Semantic Decomposition Errors: Occasional generation of incoherent or non-English sub-queries, leading to misaligned retrieval and reduced report relevance.

These reflect fundamental trade-offs:

Efficiency–Quality: High-quality reasoning incurs significant computational cost and latency; adaptive control over search depth and token allocation is required.
Decomposition–Coherence: Modular query breakdown enhances coverage but risks semantic fragmentation; future architectures must balance decomposition with coherent multi-stage reasoning.

Implications and Future Directions

The Rigorous Bench and its evaluation framework establish a robust foundation for the systematic assessment and optimization of DRAs. The multidimensional approach enables fine-grained diagnosis of model strengths and weaknesses, facilitating targeted architectural refinement. The empirical results underscore the need for improved efficiency, stability, and interpretability in DRA design, particularly in managing resource consumption and maintaining semantic coherence during complex, multi-stage tasks.
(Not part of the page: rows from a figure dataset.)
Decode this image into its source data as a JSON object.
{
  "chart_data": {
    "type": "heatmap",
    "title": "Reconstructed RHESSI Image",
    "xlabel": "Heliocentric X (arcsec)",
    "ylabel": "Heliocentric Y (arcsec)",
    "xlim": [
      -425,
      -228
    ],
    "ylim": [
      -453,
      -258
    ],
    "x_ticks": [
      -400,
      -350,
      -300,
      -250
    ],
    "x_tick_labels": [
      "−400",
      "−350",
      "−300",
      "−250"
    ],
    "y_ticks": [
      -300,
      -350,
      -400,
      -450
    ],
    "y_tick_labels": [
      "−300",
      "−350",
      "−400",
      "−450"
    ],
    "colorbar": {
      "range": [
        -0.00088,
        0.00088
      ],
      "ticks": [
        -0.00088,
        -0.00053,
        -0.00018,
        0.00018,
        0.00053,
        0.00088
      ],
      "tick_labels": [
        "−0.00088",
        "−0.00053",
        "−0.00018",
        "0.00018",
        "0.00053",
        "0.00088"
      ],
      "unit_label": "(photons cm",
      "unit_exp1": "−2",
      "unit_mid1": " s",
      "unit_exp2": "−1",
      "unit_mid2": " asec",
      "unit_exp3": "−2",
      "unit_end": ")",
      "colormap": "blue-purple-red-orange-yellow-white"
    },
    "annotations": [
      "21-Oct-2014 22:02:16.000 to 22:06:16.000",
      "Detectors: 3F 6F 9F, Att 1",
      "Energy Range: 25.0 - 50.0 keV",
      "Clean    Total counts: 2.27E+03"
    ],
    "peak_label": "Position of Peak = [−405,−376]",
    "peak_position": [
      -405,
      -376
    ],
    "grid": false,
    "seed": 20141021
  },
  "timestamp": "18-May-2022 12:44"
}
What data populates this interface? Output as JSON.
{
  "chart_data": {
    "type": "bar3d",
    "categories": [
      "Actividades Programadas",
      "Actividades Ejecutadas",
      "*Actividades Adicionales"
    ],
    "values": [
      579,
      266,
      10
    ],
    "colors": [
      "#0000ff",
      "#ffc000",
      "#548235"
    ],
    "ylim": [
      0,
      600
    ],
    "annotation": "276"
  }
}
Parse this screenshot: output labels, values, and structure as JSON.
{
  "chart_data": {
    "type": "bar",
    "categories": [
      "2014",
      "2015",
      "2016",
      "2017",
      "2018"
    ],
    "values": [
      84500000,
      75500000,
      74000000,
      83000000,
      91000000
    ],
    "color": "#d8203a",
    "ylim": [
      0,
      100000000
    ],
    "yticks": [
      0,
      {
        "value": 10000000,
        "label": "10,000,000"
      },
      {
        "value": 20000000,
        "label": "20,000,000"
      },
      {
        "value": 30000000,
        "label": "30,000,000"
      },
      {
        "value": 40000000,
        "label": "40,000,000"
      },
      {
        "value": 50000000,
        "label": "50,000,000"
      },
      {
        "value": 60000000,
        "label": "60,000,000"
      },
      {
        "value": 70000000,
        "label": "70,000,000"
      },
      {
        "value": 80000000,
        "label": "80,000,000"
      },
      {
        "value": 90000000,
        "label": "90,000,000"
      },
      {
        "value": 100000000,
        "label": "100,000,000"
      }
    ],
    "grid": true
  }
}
Future research should focus on:

Automated, interpretable scoring mechanisms to further reduce human evaluation overhead.
Adaptive control strategies for search and reasoning depth to optimize efficiency–quality trade-offs.
Enhanced decomposition algorithms that preserve semantic fidelity and intent alignment.
Transferability of the evaluation framework to other agentic and tool-augmented systems beyond DRAs.

Conclusion

This work introduces a rigorous, multidimensional benchmark and evaluation framework for Deep Research Agents, addressing critical gaps in the assessment of complex, report-style outputs. The empirical analysis demonstrates both the current capabilities and persistent limitations of state-of-the-art DRAs, providing actionable insights for future system development and evaluation methodologies in agentic AI.